Like the bumblebee, though, the Grand Junction model works. Just as the bumblebee’s wings operate in a helicopter-like fashion instead of birdlike flapping, the Grand Junction model works because, ErkenBrack said, “It’s a private system with an altruistic goal.”

That’s easily understood by most people, just not federal bureaucrats, ErkenBrack said.

He once briefed Washington, D.C., officials about how Rocky Mountain Health Plans checks in with patients recently released from the hospital to make sure they know have prescriptions and know how to take them, and are able to care for themselves.

The idea, of course, is to prevent expensive hospital readmissions, but it also boils down to basic care, the kind one might get from a friend or relative.

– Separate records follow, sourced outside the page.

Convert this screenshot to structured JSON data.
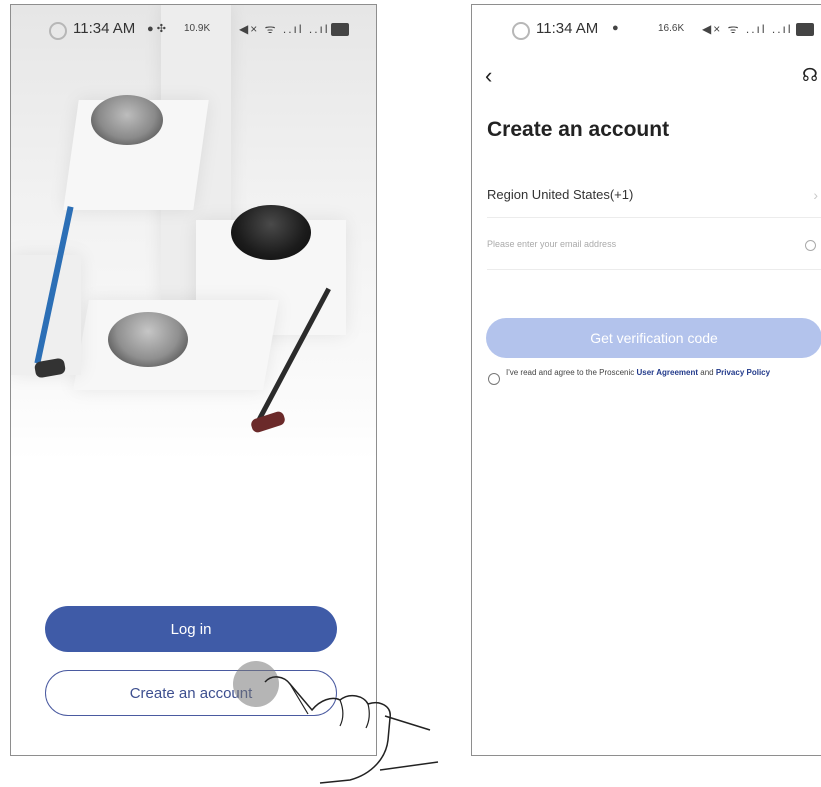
{
  "left_screen": {
    "status": {
      "time": "11:34 AM",
      "netspeed": "10.9K"
    },
    "login_label": "Log in",
    "create_label": "Create an account"
  },
  "right_screen": {
    "status": {
      "time": "11:34 AM",
      "netspeed": "16.6K"
    },
    "title": "Create an account",
    "region": "Region United States(+1)",
    "email_placeholder": "Please enter your email address",
    "verify_label": "Get verification code",
    "agreement": {
      "prefix": "I've read and agree to the Proscenic ",
      "user_agreement": "User Agreement",
      "and": " and ",
      "privacy": "Privacy Policy"
    }
  },
  "colors": {
    "primary": "#3f5ba7",
    "disabled": "#b3c3ec",
    "link": "#223a8b"
  },
  "icons": [
    "back-icon",
    "headset-icon",
    "chevron-right-icon",
    "clear-icon",
    "wifi-icon",
    "signal-icon",
    "battery-icon",
    "mute-icon"
  ]
}
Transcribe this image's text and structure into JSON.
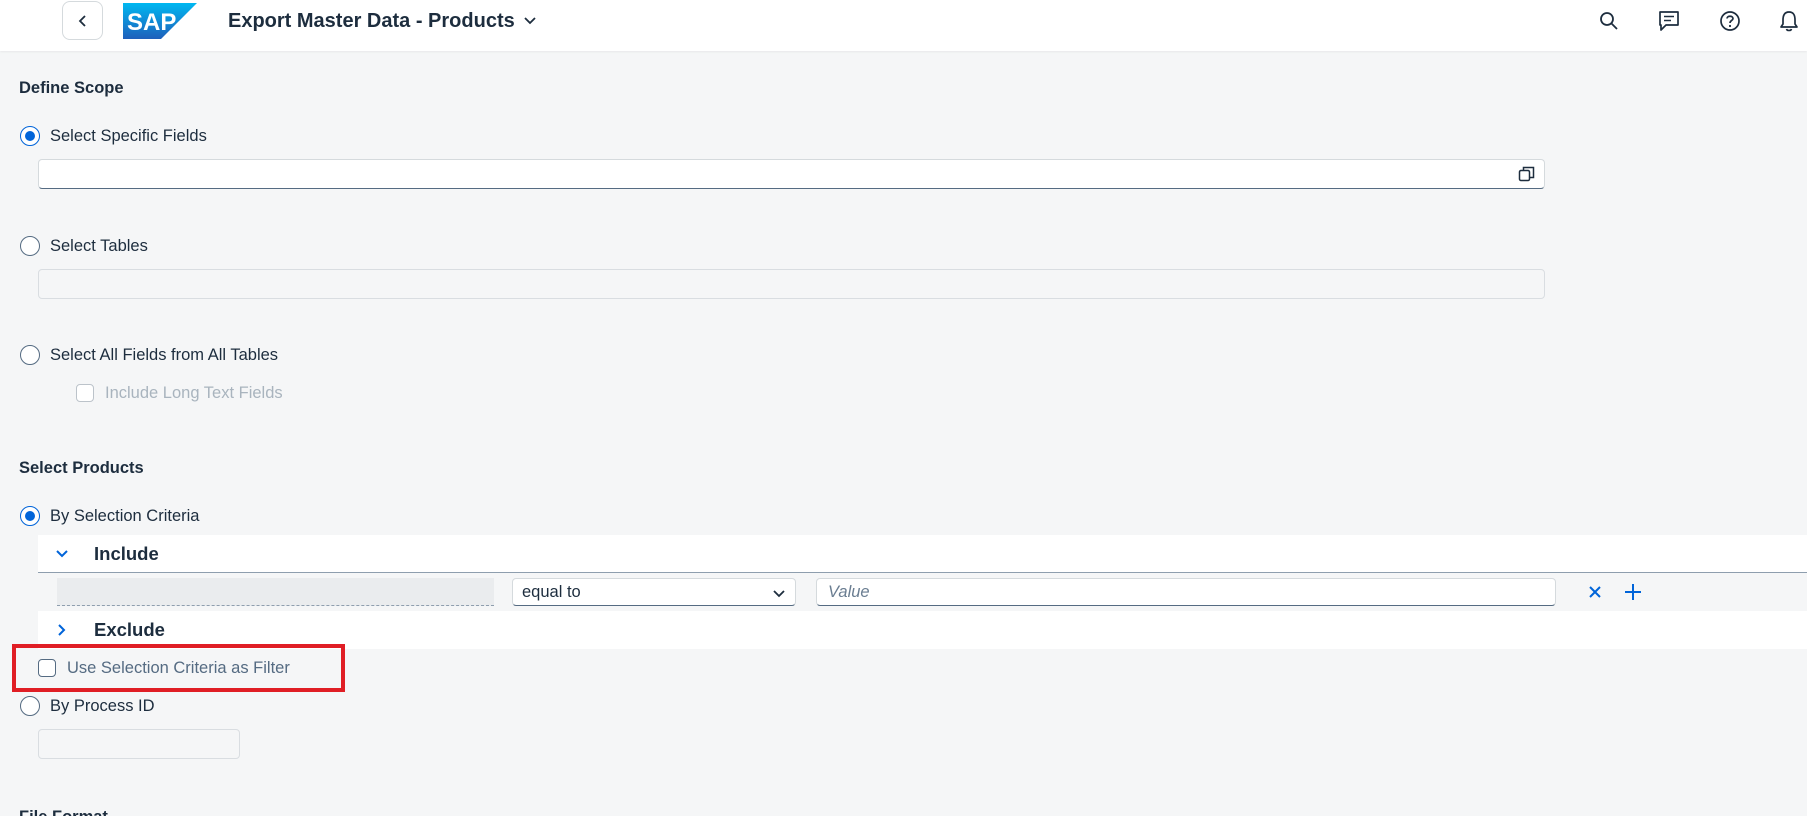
{
  "header": {
    "app_title": "Export Master Data - Products",
    "logo_text": "SAP",
    "icons": [
      "back-icon",
      "chevron-down-icon",
      "search-icon",
      "feedback-icon",
      "help-icon",
      "notification-icon"
    ]
  },
  "define_scope": {
    "title": "Define Scope",
    "options": [
      {
        "label": "Select Specific Fields",
        "selected": true
      },
      {
        "label": "Select Tables",
        "selected": false
      },
      {
        "label": "Select All Fields from All Tables",
        "selected": false
      }
    ],
    "include_long_text_label": "Include Long Text Fields"
  },
  "select_products": {
    "title": "Select Products",
    "by_selection_criteria_label": "By Selection Criteria",
    "include_label": "Include",
    "exclude_label": "Exclude",
    "operator_value": "equal to",
    "value_placeholder": "Value",
    "use_as_filter_label": "Use Selection Criteria as Filter",
    "by_process_id_label": "By Process ID"
  },
  "next_section_title_partial": "File Format",
  "colors": {
    "accent": "#0064d9",
    "highlight": "#e01e25",
    "background": "#f5f6f7"
  }
}
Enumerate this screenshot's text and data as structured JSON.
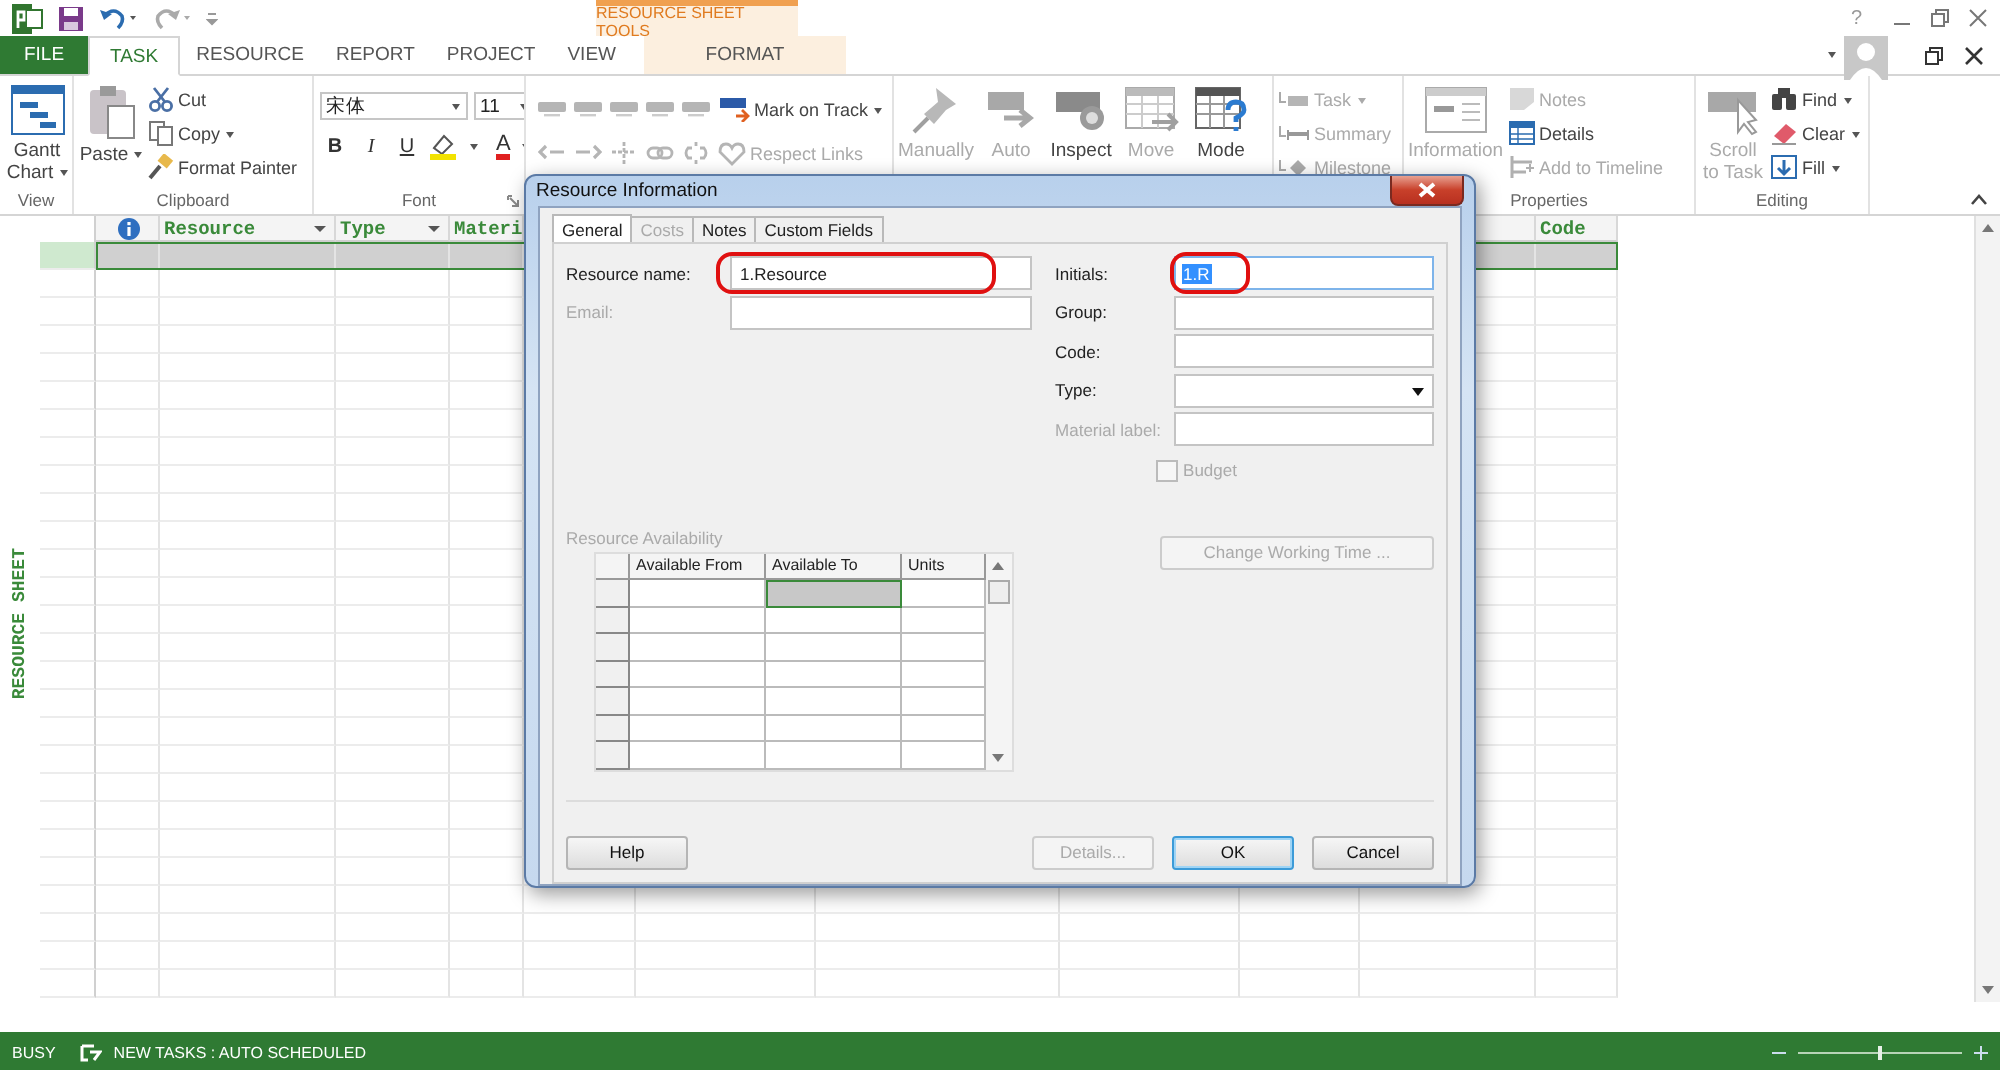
{
  "app": {
    "contextual_title": "RESOURCE SHEET TOOLS",
    "help": "?"
  },
  "tabs": [
    {
      "label": "FILE",
      "kind": "file",
      "selected": false
    },
    {
      "label": "TASK",
      "kind": "tab",
      "selected": true
    },
    {
      "label": "RESOURCE",
      "kind": "tab",
      "selected": false
    },
    {
      "label": "REPORT",
      "kind": "tab",
      "selected": false
    },
    {
      "label": "PROJECT",
      "kind": "tab",
      "selected": false
    },
    {
      "label": "VIEW",
      "kind": "tab",
      "selected": false
    },
    {
      "label": "FORMAT",
      "kind": "contextual",
      "selected": false
    }
  ],
  "ribbon": [
    {
      "kind": "buttons",
      "label": "View",
      "items": [
        {
          "kind": "large",
          "label": "Gantt Chart",
          "dropdown": true,
          "disabled": false
        }
      ]
    },
    {
      "kind": "buttons",
      "label": "Clipboard",
      "items": [
        {
          "kind": "large",
          "label": "Paste",
          "dropdown": true,
          "disabled": false
        },
        {
          "kind": "small",
          "label": "Cut",
          "dropdown": false,
          "disabled": false
        },
        {
          "kind": "small",
          "label": "Copy",
          "dropdown": true,
          "disabled": false
        },
        {
          "kind": "small",
          "label": "Format Painter",
          "dropdown": false,
          "disabled": false
        }
      ]
    },
    {
      "kind": "font",
      "label": "Font",
      "font_name": "宋体",
      "font_size": "11",
      "styles": [
        "B",
        "I",
        "U"
      ],
      "font_color": "A"
    },
    {
      "kind": "schedule",
      "items": [
        {
          "kind": "small",
          "label": "Mark on Track",
          "dropdown": true,
          "disabled": false
        },
        {
          "kind": "small",
          "label": "Respect Links",
          "dropdown": false,
          "disabled": true
        }
      ]
    },
    {
      "kind": "buttons",
      "items": [
        {
          "kind": "large",
          "label": "Manually",
          "dropdown": false,
          "disabled": true
        },
        {
          "kind": "large",
          "label": "Auto",
          "dropdown": false,
          "disabled": true
        },
        {
          "kind": "large",
          "label": "Inspect",
          "dropdown": false,
          "disabled": false
        },
        {
          "kind": "large",
          "label": "Move",
          "dropdown": false,
          "disabled": true
        },
        {
          "kind": "large",
          "label": "Mode",
          "dropdown": false,
          "disabled": false
        }
      ]
    },
    {
      "kind": "buttons",
      "items": [
        {
          "kind": "small",
          "label": "Task",
          "dropdown": true,
          "disabled": true
        },
        {
          "kind": "small",
          "label": "Summary",
          "dropdown": false,
          "disabled": true
        },
        {
          "kind": "small",
          "label": "Milestone",
          "dropdown": false,
          "disabled": true
        }
      ]
    },
    {
      "kind": "buttons",
      "label": "Properties",
      "items": [
        {
          "kind": "large",
          "label": "Information",
          "dropdown": false,
          "disabled": true
        },
        {
          "kind": "small",
          "label": "Notes",
          "dropdown": false,
          "disabled": true
        },
        {
          "kind": "small",
          "label": "Details",
          "dropdown": false,
          "disabled": false
        },
        {
          "kind": "small",
          "label": "Add to Timeline",
          "dropdown": false,
          "disabled": true
        }
      ]
    },
    {
      "kind": "buttons",
      "label": "Editing",
      "items": [
        {
          "kind": "large",
          "label": "Scroll to Task",
          "dropdown": false,
          "disabled": true
        },
        {
          "kind": "small",
          "label": "Find",
          "dropdown": true,
          "disabled": false
        },
        {
          "kind": "small",
          "label": "Clear",
          "dropdown": true,
          "disabled": false
        },
        {
          "kind": "small",
          "label": "Fill",
          "dropdown": true,
          "disabled": false
        }
      ]
    }
  ],
  "sheet": {
    "side_label": "RESOURCE SHEET",
    "columns": [
      {
        "kind": "indicator"
      },
      {
        "kind": "field",
        "label": "Resource",
        "filter": true
      },
      {
        "kind": "field",
        "label": "Type",
        "filter": true
      },
      {
        "kind": "field",
        "label": "Materi",
        "filter": false
      },
      {
        "kind": "field",
        "label": "Code",
        "filter": false
      }
    ],
    "rows": [
      {
        "selected": true
      },
      {
        "selected": false
      },
      {
        "selected": false
      },
      {
        "selected": false
      },
      {
        "selected": false
      },
      {
        "selected": false
      },
      {
        "selected": false
      },
      {
        "selected": false
      },
      {
        "selected": false
      },
      {
        "selected": false
      },
      {
        "selected": false
      },
      {
        "selected": false
      },
      {
        "selected": false
      },
      {
        "selected": false
      },
      {
        "selected": false
      },
      {
        "selected": false
      },
      {
        "selected": false
      },
      {
        "selected": false
      },
      {
        "selected": false
      },
      {
        "selected": false
      },
      {
        "selected": false
      },
      {
        "selected": false
      },
      {
        "selected": false
      },
      {
        "selected": false
      },
      {
        "selected": false
      },
      {
        "selected": false
      },
      {
        "selected": false
      }
    ]
  },
  "dialog": {
    "title": "Resource Information",
    "tabs": [
      {
        "label": "General",
        "selected": true,
        "disabled": false
      },
      {
        "label": "Costs",
        "selected": false,
        "disabled": true
      },
      {
        "label": "Notes",
        "selected": false,
        "disabled": false
      },
      {
        "label": "Custom Fields",
        "selected": false,
        "disabled": false
      }
    ],
    "left_fields": [
      {
        "label": "Resource name:",
        "value": "1.Resource",
        "kind": "text",
        "disabled": false,
        "circled": true,
        "value_selected": false
      },
      {
        "label": "Email:",
        "kind": "text",
        "disabled": true,
        "circled": false,
        "value_selected": false
      }
    ],
    "right_fields": [
      {
        "label": "Initials:",
        "value": "1.R",
        "kind": "text",
        "disabled": false,
        "circled": true,
        "value_selected": true
      },
      {
        "label": "Group:",
        "kind": "text",
        "disabled": false,
        "circled": false,
        "value_selected": false
      },
      {
        "label": "Code:",
        "kind": "text",
        "disabled": false,
        "circled": false,
        "value_selected": false
      },
      {
        "label": "Type:",
        "kind": "select",
        "disabled": false,
        "circled": false,
        "value_selected": false
      },
      {
        "label": "Material label:",
        "kind": "text",
        "disabled": true,
        "circled": false,
        "value_selected": false
      }
    ],
    "budget": {
      "label": "Budget",
      "checked": false,
      "disabled": true
    },
    "availability": {
      "label": "Resource Availability",
      "disabled": true,
      "columns": [
        "Available From",
        "Available To",
        "Units"
      ],
      "rows": [
        {
          "cells": [
            {
              "selected": false
            },
            {
              "selected": true
            },
            {
              "selected": false
            }
          ]
        },
        {
          "cells": [
            {
              "selected": false
            },
            {
              "selected": false
            },
            {
              "selected": false
            }
          ]
        },
        {
          "cells": [
            {
              "selected": false
            },
            {
              "selected": false
            },
            {
              "selected": false
            }
          ]
        },
        {
          "cells": [
            {
              "selected": false
            },
            {
              "selected": false
            },
            {
              "selected": false
            }
          ]
        },
        {
          "cells": [
            {
              "selected": false
            },
            {
              "selected": false
            },
            {
              "selected": false
            }
          ]
        },
        {
          "cells": [
            {
              "selected": false
            },
            {
              "selected": false
            },
            {
              "selected": false
            }
          ]
        },
        {
          "cells": [
            {
              "selected": false
            },
            {
              "selected": false
            },
            {
              "selected": false
            }
          ]
        }
      ]
    },
    "change_working_time": {
      "label": "Change Working Time ...",
      "disabled": true
    },
    "buttons": [
      {
        "label": "Help",
        "kind": "left",
        "disabled": false
      },
      {
        "label": "Details...",
        "kind": "normal",
        "disabled": true
      },
      {
        "label": "OK",
        "kind": "default",
        "disabled": false
      },
      {
        "label": "Cancel",
        "kind": "normal",
        "disabled": false
      }
    ]
  },
  "status_bar": {
    "status": "BUSY",
    "mode": "NEW TASKS : AUTO SCHEDULED",
    "zoom": {
      "level": 0.5
    }
  }
}
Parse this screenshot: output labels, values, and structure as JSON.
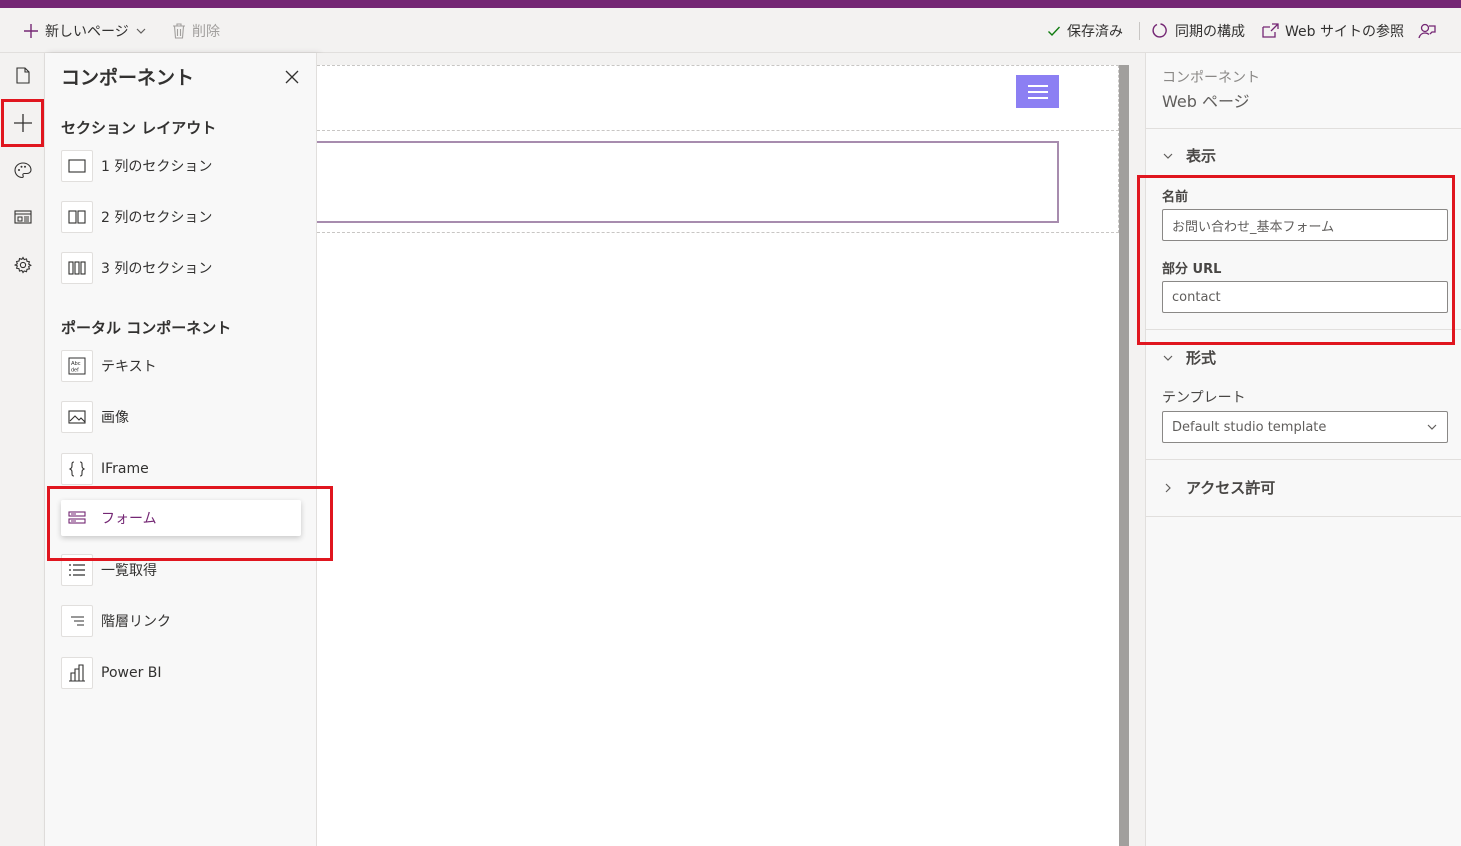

The bureaucracy was enthralled, ErkenBrack recalled, and some time afterward he got a call back from someone eager for more information.

“So, what diseases should it be for?” chirped the bureaucrat.

“It’s not about the disease,” ErkenBrack said, shaking his head. “It’s about the patient.”

ErkenBrack, Beckner said, “has developed a worthy vision for his life and I believe that vision is to be forever an advocate. In the DA’s office, he as an advocate for society, in private practice he was an advocate for his clients, in private life he is an advocate for his family, and as CEO of Rocky, he is an advocate for expanding and enhancing the best health care system in the country.”

So, as health care costs continue rising, straining Medicare and Medicaid budgets, and people still have the unfortunate habit of getting sick, ErkenBrack said his mission is growing.

“We’re out of money,” ErkenBrack said, thumping a table for emphasis. “We’ve got to find a way to build more efficient systems. We’re not going to do so by looking to Washington, D.C., to make decisions. We have to do it with the people in Grand Junction.”